Tym razem zamiast zielonego dachu wieża
Co miałaby dać nowa droga łącząca pl. Komuny Paryskiej z ul. Nawrot, stanowiąca zarazem przebicie wewnątrz kwartału? Nowe trawniki, nasadzenia, a także miejsca parkingowe dla osobówek i autokarów. To jednak nie koniec prac uwzględnionych w specyfikacji przetargowej. Ich wykonawca miałby też za zadanie przebudować podwórze przed dawną fabryką przy ul. Sienkiewicza 61a/63, wykonać w niej prześwit bramowy i co ciekawe, wybudować wieżę widokową. Przypomnijmy, że to kolejny pomysł na przebudowę fabryki przy ul. Sienkiewicza 61a/63. Kolejny, bo poprzedni spalił na panewce. Otóż w fabryce miał powstać pierwszy zielony dach na miejskim budynku.
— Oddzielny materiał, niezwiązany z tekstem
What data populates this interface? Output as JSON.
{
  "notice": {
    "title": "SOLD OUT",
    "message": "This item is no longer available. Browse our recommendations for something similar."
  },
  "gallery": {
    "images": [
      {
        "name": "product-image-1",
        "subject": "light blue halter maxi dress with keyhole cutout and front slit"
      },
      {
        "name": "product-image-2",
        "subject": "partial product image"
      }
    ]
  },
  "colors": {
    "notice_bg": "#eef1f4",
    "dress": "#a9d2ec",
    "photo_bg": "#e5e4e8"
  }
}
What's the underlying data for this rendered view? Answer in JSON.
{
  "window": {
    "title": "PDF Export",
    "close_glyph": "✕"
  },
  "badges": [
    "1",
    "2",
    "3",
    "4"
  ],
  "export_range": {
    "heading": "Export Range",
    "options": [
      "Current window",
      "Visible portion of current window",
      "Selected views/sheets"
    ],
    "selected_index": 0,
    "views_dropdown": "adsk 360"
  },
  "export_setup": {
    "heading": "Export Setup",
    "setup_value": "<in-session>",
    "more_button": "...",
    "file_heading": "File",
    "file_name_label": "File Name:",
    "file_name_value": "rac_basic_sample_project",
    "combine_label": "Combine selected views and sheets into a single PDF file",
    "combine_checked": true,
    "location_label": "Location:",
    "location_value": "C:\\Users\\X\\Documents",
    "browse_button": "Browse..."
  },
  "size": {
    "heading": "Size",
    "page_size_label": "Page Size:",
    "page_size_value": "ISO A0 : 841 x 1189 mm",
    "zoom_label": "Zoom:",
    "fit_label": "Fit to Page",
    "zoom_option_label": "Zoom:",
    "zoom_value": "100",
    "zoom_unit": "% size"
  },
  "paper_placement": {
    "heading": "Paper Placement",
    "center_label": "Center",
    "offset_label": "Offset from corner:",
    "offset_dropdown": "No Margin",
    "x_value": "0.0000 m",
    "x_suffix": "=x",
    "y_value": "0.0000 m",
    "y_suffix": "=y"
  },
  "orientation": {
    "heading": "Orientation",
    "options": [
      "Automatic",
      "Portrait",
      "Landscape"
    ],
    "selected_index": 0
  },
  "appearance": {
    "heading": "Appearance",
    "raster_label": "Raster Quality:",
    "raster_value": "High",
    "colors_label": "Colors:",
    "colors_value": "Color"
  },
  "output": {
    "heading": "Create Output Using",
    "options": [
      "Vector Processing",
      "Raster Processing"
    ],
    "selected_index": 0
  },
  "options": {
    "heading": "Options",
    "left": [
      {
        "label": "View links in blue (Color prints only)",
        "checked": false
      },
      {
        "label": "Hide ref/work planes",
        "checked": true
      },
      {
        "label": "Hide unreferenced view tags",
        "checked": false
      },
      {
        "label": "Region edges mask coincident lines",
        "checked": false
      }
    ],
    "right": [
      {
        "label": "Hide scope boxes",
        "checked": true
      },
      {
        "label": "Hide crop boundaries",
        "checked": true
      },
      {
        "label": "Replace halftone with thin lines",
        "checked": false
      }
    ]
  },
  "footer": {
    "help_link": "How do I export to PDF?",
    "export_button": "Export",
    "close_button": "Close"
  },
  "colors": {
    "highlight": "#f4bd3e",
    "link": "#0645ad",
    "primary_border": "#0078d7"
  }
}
Trawy i mchy poszły w odstawkę
W 2015 r. ogłoszono nawet konkurs na projekt takiego dachu. Co więcej, wybrano zwycięzców i powiedziano, że realizacja ich pomysłu nastąpi do 2017 r. A miało się to prezentować następująco. Pierwszy poziomom zielonego dachu miał się znajdować na obecnym strychu i zarezerwowano go dla traw, mchu oraz roślin w donicach. Na pierwszym poziomie miały jeszcze zostać wygospodarowane miejsca na niewielkie usługi, a na drugim poziomie zaplanowano taras widokowy. Ale zielonego dachu jak nie było, tak nie ma. Za to urzędnicy mają teraz pomysł na wieżę widokową i prześwit bramowy.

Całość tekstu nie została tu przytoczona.